I went to Michigan Tech University for college, where I majored in Biological Sciences with minors in Ecology and Spanish. I got involved in our chapter of The Wildlife Society as a freshman, and eventually served as both Vice President and President. For 3 years, I worked on research involving nitrogen availability and insect herbivory in a number of wildflower species, and completed an independent research project. I also got involved in a project researching bird-window collisions on college campuses. We initially were participating in a multi-campus study, but after the one-year study was over, a friend and I took it on and led the research project on our own. I also worked with different local groups, such as the Keweenaw Land Trust. I helped them out by doing point counts of birds on land they hoped to acquire, went through other bird reports in the local area, and helped on writing a grant that they received to purchase the land. I also got to help one of my professors work on her research banding Golden-winged Warblers!

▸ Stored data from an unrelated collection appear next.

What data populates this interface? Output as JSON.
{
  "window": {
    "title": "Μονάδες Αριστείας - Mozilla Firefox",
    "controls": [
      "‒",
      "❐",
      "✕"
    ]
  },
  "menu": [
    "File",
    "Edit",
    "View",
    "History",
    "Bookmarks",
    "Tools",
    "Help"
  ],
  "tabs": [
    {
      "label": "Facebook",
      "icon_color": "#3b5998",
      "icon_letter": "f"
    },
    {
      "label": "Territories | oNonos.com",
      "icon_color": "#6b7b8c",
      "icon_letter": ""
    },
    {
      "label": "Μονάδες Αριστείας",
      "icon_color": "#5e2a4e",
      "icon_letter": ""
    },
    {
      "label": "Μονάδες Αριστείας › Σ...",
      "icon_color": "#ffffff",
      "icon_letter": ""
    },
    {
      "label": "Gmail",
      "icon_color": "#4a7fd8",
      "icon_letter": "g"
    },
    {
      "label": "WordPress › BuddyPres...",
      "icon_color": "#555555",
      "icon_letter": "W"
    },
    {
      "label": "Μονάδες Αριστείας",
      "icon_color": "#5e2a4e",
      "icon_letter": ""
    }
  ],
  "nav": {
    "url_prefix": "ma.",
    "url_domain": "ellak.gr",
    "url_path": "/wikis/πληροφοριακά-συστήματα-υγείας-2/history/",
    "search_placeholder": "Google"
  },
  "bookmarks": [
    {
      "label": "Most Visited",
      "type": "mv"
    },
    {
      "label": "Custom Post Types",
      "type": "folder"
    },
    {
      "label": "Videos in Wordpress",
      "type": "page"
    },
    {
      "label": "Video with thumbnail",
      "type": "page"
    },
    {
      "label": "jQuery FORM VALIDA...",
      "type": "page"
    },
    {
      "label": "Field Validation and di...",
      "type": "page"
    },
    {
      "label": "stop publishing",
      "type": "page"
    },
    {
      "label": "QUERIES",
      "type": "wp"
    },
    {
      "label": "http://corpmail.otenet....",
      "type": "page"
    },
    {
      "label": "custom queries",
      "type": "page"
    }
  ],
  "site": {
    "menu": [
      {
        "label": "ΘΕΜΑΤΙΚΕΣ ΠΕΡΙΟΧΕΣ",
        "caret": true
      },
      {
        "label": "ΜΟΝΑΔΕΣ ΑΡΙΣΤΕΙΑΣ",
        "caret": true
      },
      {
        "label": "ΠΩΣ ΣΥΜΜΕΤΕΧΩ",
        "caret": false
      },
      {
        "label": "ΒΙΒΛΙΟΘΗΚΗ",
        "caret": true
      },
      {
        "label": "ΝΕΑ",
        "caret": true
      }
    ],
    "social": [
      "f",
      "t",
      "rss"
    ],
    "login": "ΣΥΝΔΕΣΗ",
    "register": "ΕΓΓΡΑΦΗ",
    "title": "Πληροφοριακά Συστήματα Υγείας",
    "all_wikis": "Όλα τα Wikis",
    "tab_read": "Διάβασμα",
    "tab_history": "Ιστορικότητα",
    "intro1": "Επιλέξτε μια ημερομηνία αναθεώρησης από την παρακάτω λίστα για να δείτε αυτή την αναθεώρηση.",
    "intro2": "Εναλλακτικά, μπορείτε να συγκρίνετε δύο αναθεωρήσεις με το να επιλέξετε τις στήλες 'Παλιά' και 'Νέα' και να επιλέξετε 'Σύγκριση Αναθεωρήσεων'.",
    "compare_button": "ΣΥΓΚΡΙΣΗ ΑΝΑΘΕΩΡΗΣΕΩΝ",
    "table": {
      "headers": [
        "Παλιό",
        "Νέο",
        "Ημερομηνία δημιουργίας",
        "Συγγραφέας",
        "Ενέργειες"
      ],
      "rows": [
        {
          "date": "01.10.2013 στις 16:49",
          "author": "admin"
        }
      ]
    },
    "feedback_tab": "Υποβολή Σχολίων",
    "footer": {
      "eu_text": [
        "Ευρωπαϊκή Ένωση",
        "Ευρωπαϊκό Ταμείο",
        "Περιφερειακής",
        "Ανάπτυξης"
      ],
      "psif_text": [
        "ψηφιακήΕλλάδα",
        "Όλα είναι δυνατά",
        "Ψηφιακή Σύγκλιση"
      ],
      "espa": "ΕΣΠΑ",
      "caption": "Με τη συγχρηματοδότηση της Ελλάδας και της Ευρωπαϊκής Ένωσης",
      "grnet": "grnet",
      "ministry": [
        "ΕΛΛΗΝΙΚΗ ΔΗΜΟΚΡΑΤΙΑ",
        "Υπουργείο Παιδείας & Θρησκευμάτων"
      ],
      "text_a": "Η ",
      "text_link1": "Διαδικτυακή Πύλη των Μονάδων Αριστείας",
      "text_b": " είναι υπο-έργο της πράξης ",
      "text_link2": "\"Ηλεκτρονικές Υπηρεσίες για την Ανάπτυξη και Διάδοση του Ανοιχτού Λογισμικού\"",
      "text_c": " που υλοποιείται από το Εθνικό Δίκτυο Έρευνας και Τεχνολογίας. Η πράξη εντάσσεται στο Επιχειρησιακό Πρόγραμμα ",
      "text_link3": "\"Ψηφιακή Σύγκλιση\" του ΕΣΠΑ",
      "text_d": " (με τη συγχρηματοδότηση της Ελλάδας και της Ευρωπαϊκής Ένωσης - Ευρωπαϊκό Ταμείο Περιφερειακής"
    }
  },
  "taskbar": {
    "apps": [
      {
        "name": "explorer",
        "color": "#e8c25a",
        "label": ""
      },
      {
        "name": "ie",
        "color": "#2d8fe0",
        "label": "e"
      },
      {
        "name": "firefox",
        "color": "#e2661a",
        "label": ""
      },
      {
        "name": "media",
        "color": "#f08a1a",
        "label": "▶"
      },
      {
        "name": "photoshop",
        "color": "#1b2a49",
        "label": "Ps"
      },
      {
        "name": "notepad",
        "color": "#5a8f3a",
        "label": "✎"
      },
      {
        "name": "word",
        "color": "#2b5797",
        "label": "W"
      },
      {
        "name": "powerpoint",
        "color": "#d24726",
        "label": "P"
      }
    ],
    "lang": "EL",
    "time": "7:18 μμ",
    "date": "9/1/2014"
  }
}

Last summer, I had an internship with the Jo Daviess County Soil and Water Conservation District in northwest Illinois. My primary responsibility was to inventory and map the aquatic plant communities in Apple Canyon Lake, a man-made lake with a large recreational community, and write a management plan. Unfortunately, the lake had more area covered by invasive than native species, but I still learned a lot about management.
After graduating in December 2016, I had an internship at Mississippi Sandhill Crane National Wildlife Refuge. Here, my duties were mainly split between Mississippi Sandhill Cranes, a critically endangered subspecies, and Dusky Gopher Frogs, another critically endangered species. As it was nesting time, a lot of my time with the cranes was spent tracking breeding pairs and searching for nests. Our Dusky Gopher Frog headstart program had a lot of similarities to St. Mark’s Frosted Flatwoods Salamander program. We raised and released over 1,433 frogs! I look forward to taking the skills that I learned in this job and expanding on them as I learn about the salamanders and how they are similar and different, as well as getting to trap the salamanders in the field.
I am so excited to be at St. Marks this fall to learn about Red-cockaded Woodpeckers and Frosted Flatwoods Salamanders! I can’t wait to get out into the field and learn about the local ecosystem, and hopefully see a Whooping Crane or two! This landscape is incredibly unique and I want to learn all about the wildlife and plant life in the area. I know this internship will help me gain many new field skills, which will hopefully help lead me into getting my Master’s degree studying birds and hopefully achieve my dream job of being a USFWS biologist in the National Wildlife Refuge System! Thank you!